DeVos had it right and Cardona should leave it be. (AP; Pool)


The four years of Donald Trump’s presidency birthed a wealth of bad, sometimes cruel new federal policies. But one potentially positive Trump change, new regulations governing how schools and universities investigate and report cases of campus sexual misconduct, may end up shredded by the Biden administration before it’s had a chance to get off the ground.


Monday, Biden signed an executive order directing newly-confirmed Department of Education Secretary Miguel Cardona to review all DOE policies and consider whether any should be suspended, revised or rescinded, if they don’t comport with the DOE’s mission to guarantee students safe educational environments free from sexual discrimination and harassment.


That order took aim at Title IX regulations formalized and implemented by Trump’s Education Secretary Betsy DeVos last year, which gave students accused of sexual misconduct the right to cross-examine accusers during formal campus proceedings, access to evidence and legal counsel if they sought it, and narrowed the definition of sexual harassment to conduct “so severe, pervasive and objectively offensive” that it would prevent students from continuing their education. That standard is too strict for workplaces, but rightly shields free speech on college campuses.


Critics argued that DeVos’s regulations privileged rights of alleged harassers or assaulters above the long-ignored rights of victims, who’ve faced decades of legal and institutional obstacles to reporting sexual harassment and misconduct. Critics argue too that false reports of sexual assault are extremely rare, suggesting focusing on rights of the accused gives outsize attention to an overblown problem — that of false or inaccurate accusations.

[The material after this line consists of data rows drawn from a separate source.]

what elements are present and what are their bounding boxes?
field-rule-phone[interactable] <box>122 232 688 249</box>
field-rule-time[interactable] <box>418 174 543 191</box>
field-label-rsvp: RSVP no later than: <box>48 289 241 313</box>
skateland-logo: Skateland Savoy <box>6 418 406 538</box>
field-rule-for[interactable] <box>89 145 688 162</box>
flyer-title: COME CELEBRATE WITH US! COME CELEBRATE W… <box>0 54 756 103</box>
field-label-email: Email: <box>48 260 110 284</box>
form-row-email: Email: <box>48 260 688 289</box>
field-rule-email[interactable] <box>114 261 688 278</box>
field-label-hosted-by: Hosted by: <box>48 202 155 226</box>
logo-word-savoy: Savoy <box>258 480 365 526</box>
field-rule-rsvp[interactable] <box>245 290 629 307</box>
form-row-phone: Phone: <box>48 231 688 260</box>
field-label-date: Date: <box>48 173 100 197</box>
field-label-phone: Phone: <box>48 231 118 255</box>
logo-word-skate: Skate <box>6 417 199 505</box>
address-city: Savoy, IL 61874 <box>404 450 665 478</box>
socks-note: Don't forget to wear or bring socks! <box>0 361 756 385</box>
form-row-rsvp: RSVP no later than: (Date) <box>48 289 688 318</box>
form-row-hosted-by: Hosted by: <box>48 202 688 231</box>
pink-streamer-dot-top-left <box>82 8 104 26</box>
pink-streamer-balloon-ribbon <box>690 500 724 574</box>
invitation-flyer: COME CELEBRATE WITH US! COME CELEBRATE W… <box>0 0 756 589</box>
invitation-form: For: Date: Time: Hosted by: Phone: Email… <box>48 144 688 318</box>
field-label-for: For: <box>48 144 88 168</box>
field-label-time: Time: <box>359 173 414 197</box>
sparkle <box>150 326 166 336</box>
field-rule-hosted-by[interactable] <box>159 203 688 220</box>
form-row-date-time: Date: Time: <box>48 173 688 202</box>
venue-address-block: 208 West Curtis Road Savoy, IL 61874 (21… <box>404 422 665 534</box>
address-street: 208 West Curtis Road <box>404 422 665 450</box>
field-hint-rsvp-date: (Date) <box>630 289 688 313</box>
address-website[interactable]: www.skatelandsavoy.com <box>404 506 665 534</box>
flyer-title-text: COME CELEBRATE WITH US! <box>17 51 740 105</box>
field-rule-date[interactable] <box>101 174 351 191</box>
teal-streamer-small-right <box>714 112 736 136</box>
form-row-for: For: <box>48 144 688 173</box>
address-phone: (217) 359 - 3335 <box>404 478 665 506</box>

Even if false accusations are exceedingly rare, administering justice for sexual assault victims shouldn’t be a zero sum game that turns every person accused of misconduct into collateral damage, regardless of their guilt. Safeguarding due process, a principle so dear it’s enshrined in the Constitution, isn’t chauvinism. Biden and Cardona’s revisions, revocations and rescissions of the Trump-era Title IX changes should retain due process protections for the accused.